Se i bimbi geniali hanno diritto alla vita normale

massimiliano panarari
 

Il diritto alla normalità. Nel catalogo dei diritti e delle prerogative dell’infanzia dovrebbe essere scritto a caratteri cubitali, e assicurato a ogni bambina e bambino. Anche se si tratta di un enfant prodige, e di una ragazzina o un ragazzino particolarmente dotati. Come in una pellicola da poco nelle sale, «The Gifted – Il dono del talento», diretto da Marc Webb.

 Il film racconta la storia di una geniale bimba di 7 anni, figlia di una studiosa di matematica suicida e al centro di una contesa legale tra lo zio e la nonna per ottenerne la custodia legale. La posta in palio riguarda la tipologia di istituto in cui farla studiare per coltivarne il talento precocissimo, ma, in verità, finisce per coincidere con la stessa possibilità o meno per la piccola Mary di godere di un’infanzia simile a quella dei suoi coetanei.

In una società quale la nostra, strutturalmente fondata sulla dimensione competitiva, il poter contare su una condizione di partenza straordinaria (la genialità) dei figli può naturalmente rendere felici i genitori. Per i quali, però – almeno quelli più sensibili – subentra il dilemma intorno alle scelte da fare affinché le modalità di assecondare i doni naturali arrivati in dote ai figli non precludano loro la serenità, e quello che è, legittimamente, «Il desiderio di essere come tutti» (per citare un fortunato romanzo, di altro argomento, di Francesco Piccolo).

Tanto più che l’art. 12 della Convenzione Onu sui diritti dell’infanzia e dell’adolescenza riconosce al minore il diritto di venire ascoltato in riferimento a tutti i processi decisionali che lo riguardano, e il corrispondente dovere dei genitori di tenere in considerazione l’opinione del bambino. Un’infanzia dotata può, infatti, convertirsi in una gabbia (tutt’altro che dorata), e generare magari tanta rabbia per gli anni a venire.

 

La normalità non esiste, sosteneva il filosofo Michel Foucault, che ha dedicato la sua vita di studioso alla «volontà di sapere» e decostruire il tasso di costruttivismo e artificialità presente all’interno di ogni aspetto delle società (e istituzioni) umane.
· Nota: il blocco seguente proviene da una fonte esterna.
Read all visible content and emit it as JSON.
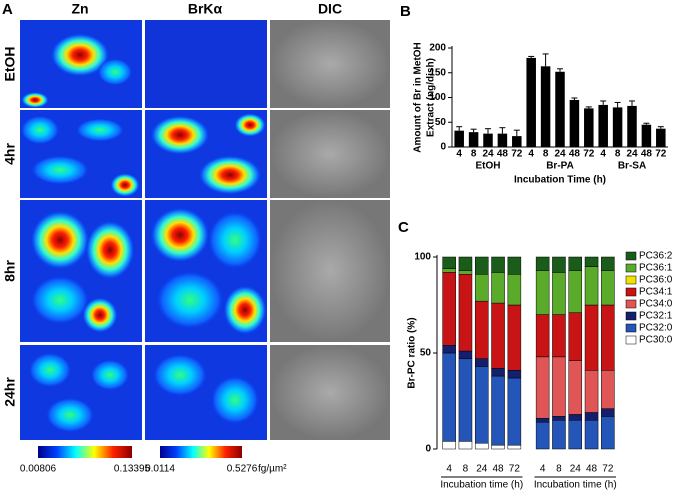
{
  "panel_a": {
    "label": "A",
    "columns": [
      "Zn",
      "BrKα",
      "DIC"
    ],
    "rows": [
      "EtOH",
      "4hr",
      "8hr",
      "24hr"
    ],
    "colorbars": [
      {
        "min": "0.00806",
        "max": "0.13395"
      },
      {
        "min": "0.0114",
        "max": "0.5276"
      }
    ],
    "unit": "fg/µm²"
  },
  "chart_data": [
    {
      "type": "bar",
      "panel_label": "B",
      "ylabel": [
        "Amount of Br in MetOH",
        "Extract (ng/dish)"
      ],
      "xlabel": "Incubation Time (h)",
      "categories": [
        "4",
        "8",
        "24",
        "48",
        "72",
        "4",
        "8",
        "24",
        "48",
        "72",
        "4",
        "8",
        "24",
        "48",
        "72"
      ],
      "groups": [
        "EtOH",
        "Br-PA",
        "Br-SA"
      ],
      "values": [
        33,
        30,
        27,
        27,
        22,
        180,
        163,
        152,
        95,
        78,
        85,
        80,
        83,
        45,
        37
      ],
      "errors": [
        8,
        6,
        10,
        12,
        12,
        3,
        25,
        6,
        4,
        3,
        8,
        10,
        10,
        3,
        4
      ],
      "color": "#000000",
      "ylim": [
        0,
        200
      ],
      "yticks": [
        0,
        50,
        100,
        150,
        200
      ]
    },
    {
      "type": "stacked_bar",
      "panel_label": "C",
      "ylabel": "Br-PC ratio (%)",
      "categories": [
        "4",
        "8",
        "24",
        "48",
        "72",
        "4",
        "8",
        "24",
        "48",
        "72"
      ],
      "groups": [
        "Incubation time (h)",
        "Incubation time (h)"
      ],
      "ylim": [
        0,
        100
      ],
      "yticks": [
        0,
        50,
        100
      ],
      "series": [
        {
          "name": "PC30:0",
          "color": "#ffffff",
          "values": [
            4,
            4,
            3,
            2,
            2,
            0,
            0,
            0,
            0,
            0
          ]
        },
        {
          "name": "PC32:0",
          "color": "#2455b8",
          "values": [
            46,
            43,
            40,
            36,
            35,
            14,
            15,
            15,
            15,
            17
          ]
        },
        {
          "name": "PC32:1",
          "color": "#14206e",
          "values": [
            4,
            4,
            4,
            4,
            4,
            2,
            2,
            3,
            4,
            4
          ]
        },
        {
          "name": "PC34:0",
          "color": "#e05555",
          "values": [
            0,
            0,
            0,
            0,
            0,
            32,
            31,
            28,
            22,
            20
          ]
        },
        {
          "name": "PC34:1",
          "color": "#c81414",
          "values": [
            38,
            40,
            30,
            34,
            34,
            22,
            22,
            25,
            34,
            34
          ]
        },
        {
          "name": "PC36:0",
          "color": "#f2e200",
          "values": [
            0,
            0,
            0,
            0,
            0,
            0,
            0,
            0,
            0,
            0
          ]
        },
        {
          "name": "PC36:1",
          "color": "#5aab2a",
          "values": [
            2,
            2,
            14,
            16,
            16,
            23,
            22,
            22,
            20,
            18
          ]
        },
        {
          "name": "PC36:2",
          "color": "#1a5c1a",
          "values": [
            6,
            7,
            9,
            8,
            9,
            7,
            8,
            7,
            5,
            7
          ]
        }
      ]
    }
  ]
}
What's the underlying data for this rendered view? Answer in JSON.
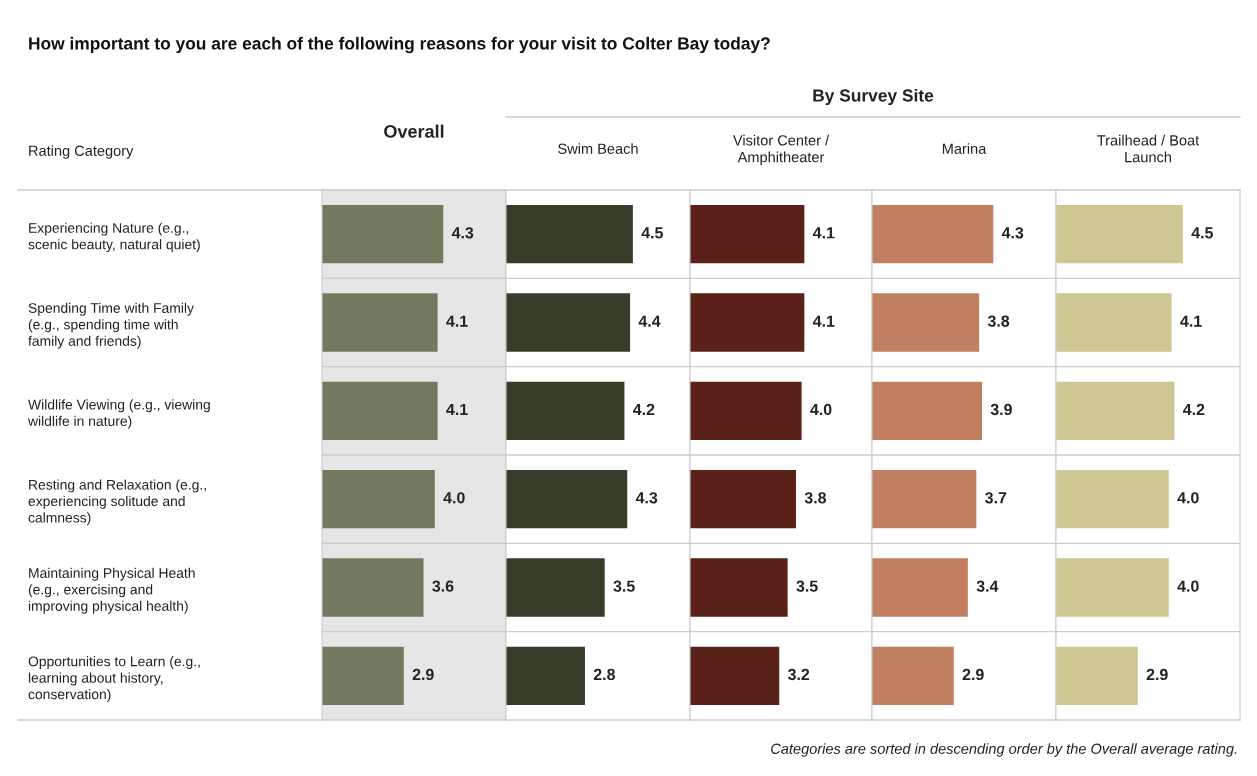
{
  "chart_data": [
    {
      "type": "bar",
      "orientation": "horizontal",
      "title": "Overall",
      "ylabel": "Rating Category",
      "tick_labels": "y",
      "categories": [
        "Experiencing Nature (e.g.,\nscenic beauty, natural quiet)",
        "Spending Time with Family\n(e.g., spending time with\nfamily and friends)",
        "Wildlife Viewing (e.g., viewing\nwildlife in nature)",
        "Resting and Relaxation (e.g.,\nexperiencing solitude and\ncalmness)",
        "Maintaining Physical Heath\n(e.g., exercising and\nimproving physical health)",
        "Opportunities to Learn (e.g.,\nlearning about history,\nconservation)"
      ],
      "annotations": [
        "How important to you are each of the following reasons for your visit to Colter Bay today?",
        "Categories are sorted in descending order by the Overall average rating."
      ],
      "series": [
        {
          "color": "#717a5f",
          "values": [
            4.3,
            4.1,
            4.1,
            4.0,
            3.6,
            2.9
          ],
          "value_labels": [
            "4.3",
            "4.1",
            "4.1",
            "4.0",
            "3.6",
            "2.9"
          ]
        }
      ]
    },
    {
      "type": "bar",
      "orientation": "horizontal",
      "title": "Swim Beach",
      "tick_labels": false,
      "categories": [
        null,
        null,
        null,
        null,
        null,
        null
      ],
      "annotations": [
        "By Survey Site"
      ],
      "series": [
        {
          "color": "#363d2b",
          "values": [
            4.5,
            4.4,
            4.2,
            4.3,
            3.5,
            2.8
          ],
          "value_labels": [
            "4.5",
            "4.4",
            "4.2",
            "4.3",
            "3.5",
            "2.8"
          ]
        }
      ]
    },
    {
      "type": "bar",
      "orientation": "horizontal",
      "title": "Visitor Center /\nAmphitheater",
      "tick_labels": false,
      "categories": [
        null,
        null,
        null,
        null,
        null,
        null
      ],
      "series": [
        {
          "color": "#5a2118",
          "values": [
            4.1,
            4.1,
            4.0,
            3.8,
            3.5,
            3.2
          ],
          "value_labels": [
            "4.1",
            "4.1",
            "4.0",
            "3.8",
            "3.5",
            "3.2"
          ]
        }
      ]
    },
    {
      "type": "bar",
      "orientation": "horizontal",
      "title": "Marina",
      "tick_labels": false,
      "categories": [
        null,
        null,
        null,
        null,
        null,
        null
      ],
      "series": [
        {
          "color": "#c17f62",
          "values": [
            4.3,
            3.8,
            3.9,
            3.7,
            3.4,
            2.9
          ],
          "value_labels": [
            "4.3",
            "3.8",
            "3.9",
            "3.7",
            "3.4",
            "2.9"
          ]
        }
      ]
    },
    {
      "type": "bar",
      "orientation": "horizontal",
      "title": "Trailhead / Boat\nLaunch",
      "tick_labels": false,
      "categories": [
        null,
        null,
        null,
        null,
        null,
        null
      ],
      "series": [
        {
          "color": "#cfc793",
          "values": [
            4.5,
            4.1,
            4.2,
            4.0,
            4.0,
            2.9
          ],
          "value_labels": [
            "4.5",
            "4.1",
            "4.2",
            "4.0",
            "4.0",
            "2.9"
          ]
        }
      ]
    }
  ]
}
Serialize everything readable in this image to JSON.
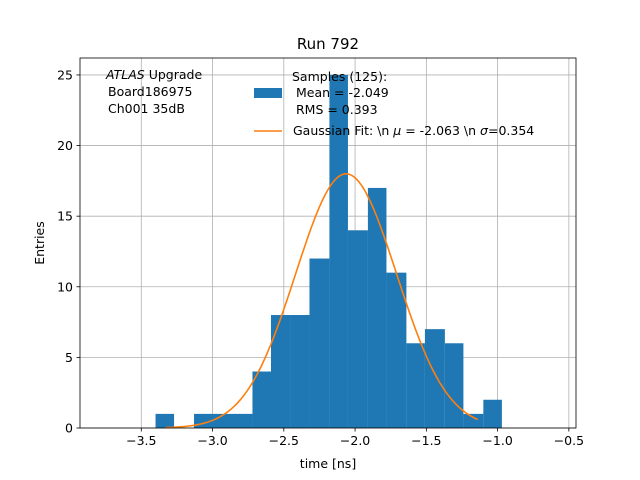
{
  "chart_data": {
    "type": "bar",
    "title": "Run 792",
    "xlabel": "time [ns]",
    "ylabel": "Entries",
    "xlim": [
      -3.93,
      -0.45
    ],
    "ylim": [
      0,
      26.2
    ],
    "xticks": [
      -3.5,
      -3.0,
      -2.5,
      -2.0,
      -1.5,
      -1.0,
      -0.5
    ],
    "xtick_labels": [
      "−3.5",
      "−3.0",
      "−2.5",
      "−2.0",
      "−1.5",
      "−1.0",
      "−0.5"
    ],
    "yticks": [
      0,
      5,
      10,
      15,
      20,
      25
    ],
    "ytick_labels": [
      "0",
      "5",
      "10",
      "15",
      "20",
      "25"
    ],
    "grid": true,
    "legend_position": "top-right",
    "annotation": {
      "italic": "ATLAS",
      "rest": " Upgrade",
      "line2": "Board186975",
      "line3": "Ch001 35dB"
    },
    "histogram": {
      "name_lines": [
        "Samples (125):",
        " Mean = -2.049",
        " RMS = 0.393"
      ],
      "color": "#1f77b4",
      "bins": [
        {
          "x0": -3.4,
          "x1": -3.27,
          "count": 1
        },
        {
          "x0": -3.27,
          "x1": -3.13,
          "count": 0
        },
        {
          "x0": -3.13,
          "x1": -2.99,
          "count": 1
        },
        {
          "x0": -2.99,
          "x1": -2.86,
          "count": 1
        },
        {
          "x0": -2.86,
          "x1": -2.72,
          "count": 1
        },
        {
          "x0": -2.72,
          "x1": -2.59,
          "count": 4
        },
        {
          "x0": -2.59,
          "x1": -2.45,
          "count": 8
        },
        {
          "x0": -2.45,
          "x1": -2.32,
          "count": 8
        },
        {
          "x0": -2.32,
          "x1": -2.18,
          "count": 12
        },
        {
          "x0": -2.18,
          "x1": -2.05,
          "count": 25
        },
        {
          "x0": -2.05,
          "x1": -1.91,
          "count": 14
        },
        {
          "x0": -1.91,
          "x1": -1.78,
          "count": 17
        },
        {
          "x0": -1.78,
          "x1": -1.64,
          "count": 11
        },
        {
          "x0": -1.64,
          "x1": -1.51,
          "count": 6
        },
        {
          "x0": -1.51,
          "x1": -1.37,
          "count": 7
        },
        {
          "x0": -1.37,
          "x1": -1.24,
          "count": 6
        },
        {
          "x0": -1.24,
          "x1": -1.1,
          "count": 1
        },
        {
          "x0": -1.1,
          "x1": -0.97,
          "count": 2
        }
      ]
    },
    "fit": {
      "label_prefix": "Gaussian Fit: \\n ",
      "mu_symbol": "μ",
      "mu_text": " = -2.063 \\n ",
      "sigma_symbol": "σ",
      "sigma_text": "=0.354",
      "color": "#ff7f0e",
      "mu": -2.063,
      "sigma": 0.354,
      "amplitude": 18.0,
      "x_range": [
        -3.33,
        -1.14
      ]
    }
  }
}
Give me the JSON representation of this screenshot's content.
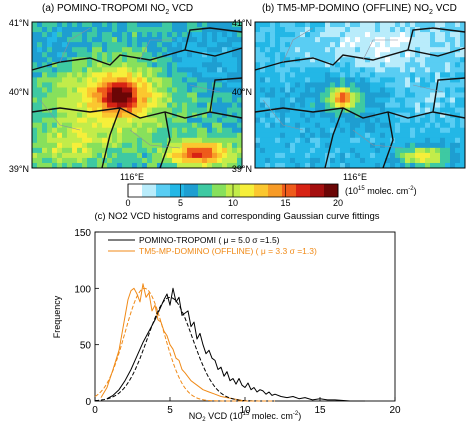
{
  "maps": {
    "a": {
      "title_main": "(a) POMINO-TROPOMI NO",
      "title_tail": " VCD",
      "lat_top": "41",
      "lat_mid": "40",
      "lat_bot": "39",
      "lat_unit": "°N",
      "lon": "116",
      "lon_unit": "°E"
    },
    "b": {
      "title_main": "(b) TM5-MP-DOMINO (OFFLINE) NO",
      "title_tail": " VCD",
      "lat_top": "41",
      "lat_mid": "40",
      "lat_bot": "39",
      "lat_unit": "°N",
      "lon": "116",
      "lon_unit": "°E"
    },
    "sub2": "2"
  },
  "colorbar": {
    "ticks": [
      "0",
      "5",
      "10",
      "15",
      "20"
    ],
    "unit_open": "(10",
    "unit_exp": "15",
    "unit_mid": " molec. cm",
    "unit_exp2": "-2",
    "unit_close": ")",
    "colors": [
      "#ffffff",
      "#b9ecfb",
      "#59cdf3",
      "#23b7e6",
      "#1e9ed1",
      "#3ec9a2",
      "#87e05c",
      "#c2ec4a",
      "#f6ef3a",
      "#fbc72f",
      "#f79b27",
      "#ee5b1b",
      "#d72314",
      "#a50f0f",
      "#6b0606"
    ]
  },
  "chart_data": {
    "type": "line",
    "title": "(c) NO2 VCD histograms and corresponding Gaussian curve fittings",
    "xlabel": "NO2 VCD (10^15 molec. cm^-2)",
    "ylabel": "Frequency",
    "xlim": [
      0,
      20
    ],
    "ylim": [
      0,
      150
    ],
    "xticks": [
      0,
      5,
      10,
      15,
      20
    ],
    "yticks": [
      0,
      50,
      100,
      150
    ],
    "legend_position": "top-center",
    "colors": {
      "pomino": "#000000",
      "tm5": "#f08a17"
    },
    "series": [
      {
        "name": "POMINO-TROPOMI",
        "legend_label": "POMINO-TROPOMI ( μ = 5.0  σ =1.5)",
        "style": "histogram",
        "x": [
          0.8,
          1.2,
          1.6,
          2.0,
          2.4,
          2.8,
          3.2,
          3.6,
          4.0,
          4.4,
          4.6,
          4.8,
          5.0,
          5.2,
          5.4,
          5.6,
          5.8,
          6.0,
          6.2,
          6.4,
          6.6,
          6.8,
          7.0,
          7.2,
          7.4,
          7.6,
          7.8,
          8.0,
          8.2,
          8.4,
          8.6,
          8.8,
          9.0,
          9.2,
          9.4,
          9.6,
          9.8,
          10.0,
          10.2,
          10.4,
          10.6,
          10.8,
          11.0,
          11.2,
          11.4,
          11.6,
          11.8,
          12.0,
          12.4,
          12.8,
          13.2,
          13.6,
          14.0,
          14.5,
          15.0,
          15.5,
          16.0,
          17.0,
          18.0
        ],
        "y": [
          2,
          5,
          10,
          18,
          28,
          40,
          52,
          62,
          72,
          84,
          90,
          95,
          85,
          100,
          88,
          92,
          76,
          78,
          80,
          66,
          70,
          55,
          60,
          50,
          42,
          45,
          38,
          36,
          28,
          30,
          22,
          26,
          18,
          20,
          15,
          20,
          14,
          12,
          16,
          10,
          12,
          8,
          10,
          9,
          6,
          8,
          5,
          6,
          4,
          3,
          4,
          2,
          3,
          1,
          2,
          1,
          1,
          0,
          0
        ]
      },
      {
        "name": "TM5-MP-DOMINO (OFFLINE)",
        "legend_label": "TM5-MP-DOMINO (OFFLINE) ( μ = 3.3  σ =1.3)",
        "style": "histogram",
        "x": [
          0.4,
          0.8,
          1.2,
          1.6,
          1.8,
          2.0,
          2.2,
          2.4,
          2.6,
          2.8,
          3.0,
          3.2,
          3.4,
          3.6,
          3.8,
          4.0,
          4.2,
          4.4,
          4.6,
          4.8,
          5.0,
          5.2,
          5.4,
          5.6,
          5.8,
          6.0,
          6.4,
          6.8,
          7.2,
          7.6,
          8.0,
          8.4,
          8.8,
          9.2,
          9.6,
          10.0
        ],
        "y": [
          3,
          12,
          28,
          45,
          60,
          75,
          90,
          98,
          100,
          95,
          88,
          104,
          92,
          96,
          80,
          85,
          72,
          70,
          62,
          58,
          50,
          46,
          38,
          36,
          28,
          25,
          18,
          14,
          10,
          8,
          6,
          4,
          3,
          2,
          1,
          0
        ]
      },
      {
        "name": "POMINO-TROPOMI Gaussian fit",
        "style": "dashed",
        "mu": 5.0,
        "sigma": 1.5,
        "peak": 92
      },
      {
        "name": "TM5-MP-DOMINO (OFFLINE) Gaussian fit",
        "style": "dashed",
        "mu": 3.3,
        "sigma": 1.3,
        "peak": 100
      }
    ]
  }
}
Ma proprio il caso dei bambini dotati vale come cartina di tornasole dell’esistenza, invece, di un’aspirazione estremamente diffusa (nel loro caso di sicuro, così come in quello di tanti altri meno fortunati intellettualmente di loro) alla normalità quale condizione di una vita da trascorrere insieme ai loro coetanei, su un piano di parità, e condividendo la totalità delle esperienze – a partire da quelle, appunto, più «banali» – che risultano indispensabili sul cammino della crescita e dell’edificazione della personalità.

 

In Italia, per fare un esempio, tante esperienze pedagogiche – da Gianni Rodari a Loris Malaguzzi, fino al «Reggio Emilia approach» – si basano, tra gli altri principi, sul presupposto della valorizzazione della creatività dei bambini in una dimensione di interazione tra le loro diversità e particolarità. E, in un mondo di muri (e di bulli), proprio di contaminazioni e ibridazioni abbiamo tutti quanti assolutamente bisogno. Vale anche per i piccoli dotati di talenti fuori dall’ordinario, per coltivare i quali esistono percorsi pedagogici differenti da quelle goffmaniane istituzioni totali che rischiano di essere le varie scuole dedicate esclusivamente a loro.